How to Get High Rates to Work for You

(Reuters/Chris Taylor) – There is no doubt that higher interest rates are hard on a many people – especially if you are taking out a loan on a home or a car, or are struggling to catch up with credit-card debt.

But for some, steep interest rates are not actually bad news.

That is because they can finally put their savings to work. In fact, 38% of people say they have benefited from higher interest rates during the past year, according to a new survey from Allianz Life Insurance.

“That’s the dichotomy: Higher interest rates are both crushing some people and benefiting others at the same time,” says Kelly LaVigne, vice president of Consumer Insights for Allianz Life.

“If you are a saver, suddenly you are seeing higher rates on anything from Certificates of Deposit to annuities for the first time in a while.”

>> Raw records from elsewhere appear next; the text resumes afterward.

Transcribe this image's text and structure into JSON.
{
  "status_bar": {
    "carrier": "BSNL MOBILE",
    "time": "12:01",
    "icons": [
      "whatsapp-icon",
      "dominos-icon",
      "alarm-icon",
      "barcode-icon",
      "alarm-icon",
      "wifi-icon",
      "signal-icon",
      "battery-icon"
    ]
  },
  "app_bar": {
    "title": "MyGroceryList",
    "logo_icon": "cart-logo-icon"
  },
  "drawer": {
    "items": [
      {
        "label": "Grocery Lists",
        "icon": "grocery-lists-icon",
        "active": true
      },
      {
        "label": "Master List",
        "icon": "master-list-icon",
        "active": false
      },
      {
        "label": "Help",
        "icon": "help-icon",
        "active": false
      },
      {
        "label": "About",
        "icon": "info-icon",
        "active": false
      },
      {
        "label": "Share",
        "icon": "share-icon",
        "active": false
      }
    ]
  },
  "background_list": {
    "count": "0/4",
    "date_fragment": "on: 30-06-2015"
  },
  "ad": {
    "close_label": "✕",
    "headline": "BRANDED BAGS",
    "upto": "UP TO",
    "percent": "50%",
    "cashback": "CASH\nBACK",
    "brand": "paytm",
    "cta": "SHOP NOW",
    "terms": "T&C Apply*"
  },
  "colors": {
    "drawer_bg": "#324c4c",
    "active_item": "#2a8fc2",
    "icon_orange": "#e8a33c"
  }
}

It all stems from the U.S. Federal Reserve, which has set its target Fed funds rate at 5-5.25%, in an ongoing effort to tamp down inflation. That key rate then affects other areas of the economy, such as what mortgage lenders or credit-card companies are charging.

While the inflation rate has been cooling of late, the Fed has indicated more rate hikes could still be on the way, potentially another half-point to 5.5-5.75% in 2023.

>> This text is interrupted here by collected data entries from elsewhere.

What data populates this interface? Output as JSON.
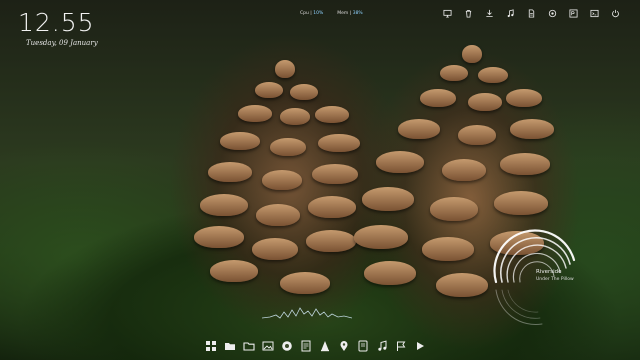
{
  "clock": {
    "time": "12.55",
    "date": "Tuesday, 09 January"
  },
  "stats": {
    "cpu_label": "Cpu",
    "cpu_value": "10%",
    "mem_label": "Mem",
    "mem_value": "38%"
  },
  "top_icons": [
    "monitor-icon",
    "trash-icon",
    "download-icon",
    "music-note-icon",
    "document-icon",
    "settings-icon",
    "photoshop-icon",
    "terminal-icon",
    "power-icon"
  ],
  "music": {
    "title": "Riverside",
    "artist": "Under The Pillow"
  },
  "dock_icons": [
    "apps-grid-icon",
    "folder-icon",
    "folder-open-icon",
    "gallery-icon",
    "browser-icon",
    "files-icon",
    "vlc-icon",
    "pin-icon",
    "notes-icon",
    "music-icon",
    "flag-icon",
    "play-icon"
  ],
  "colors": {
    "accent": "#8fd3ff",
    "text": "#ffffff"
  }
}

That means if you have some savings set aside, it is time to think about how to flip this negative of higher interest rates into a positive. A few segments of the population who can benefit from this "new normal":

Bond Investors

For years, the fixed income portion of investor portfolios was yielding hardly anything. Not so now.

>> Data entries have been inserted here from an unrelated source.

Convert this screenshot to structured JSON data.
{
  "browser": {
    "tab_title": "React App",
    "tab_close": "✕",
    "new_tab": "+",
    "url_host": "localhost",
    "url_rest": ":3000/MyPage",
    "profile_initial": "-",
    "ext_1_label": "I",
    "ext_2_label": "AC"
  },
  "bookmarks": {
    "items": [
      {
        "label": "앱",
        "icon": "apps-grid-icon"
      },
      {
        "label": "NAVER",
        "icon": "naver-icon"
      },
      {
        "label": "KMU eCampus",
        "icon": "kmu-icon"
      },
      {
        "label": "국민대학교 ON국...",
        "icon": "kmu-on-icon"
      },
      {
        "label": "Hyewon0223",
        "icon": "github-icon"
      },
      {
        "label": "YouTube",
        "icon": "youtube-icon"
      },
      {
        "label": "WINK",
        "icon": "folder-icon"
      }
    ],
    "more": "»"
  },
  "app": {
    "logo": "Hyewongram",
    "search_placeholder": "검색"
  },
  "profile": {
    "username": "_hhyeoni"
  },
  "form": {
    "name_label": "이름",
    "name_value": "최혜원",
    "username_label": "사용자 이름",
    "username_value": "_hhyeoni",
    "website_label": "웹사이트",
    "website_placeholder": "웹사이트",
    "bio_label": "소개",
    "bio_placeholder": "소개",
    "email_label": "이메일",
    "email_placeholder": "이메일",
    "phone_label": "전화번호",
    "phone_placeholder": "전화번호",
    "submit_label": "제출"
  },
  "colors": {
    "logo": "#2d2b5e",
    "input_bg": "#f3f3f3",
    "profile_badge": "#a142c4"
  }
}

To be sure, you should still be wary of longer-term bond funds, which could expose you to more risk.

“For the majority of investors, especially given the very high yields on the short end of the yield curve, they would be better off with short-term or intermediate maturities,” says Amy Arnott, a portfolio strategist for fund research firm Morningstar.

The good news is that investors could be looking at “5% or even a little above” in this arena, Arnott says. A few such funds which are highly rated by Morningstar include the Vanguard Short-Term Bond Index (VBIRX) and T. Rowe Price Short Duration Income (TSDLX), as well as Vanguard Ultra-Short-Term Bond (VUSFX) and Baird Ultra Short Bond (BUBSX).

Savers

You don’t even have to reach for exotic products to get decent returns these days. Plain vanilla banking options like high-yield savings, money market accounts and Certificates of Deposit are all offering yields in the region of 4-5%. They are FDIC-insured up to the usual limits of $250,000 per depositor, per bank.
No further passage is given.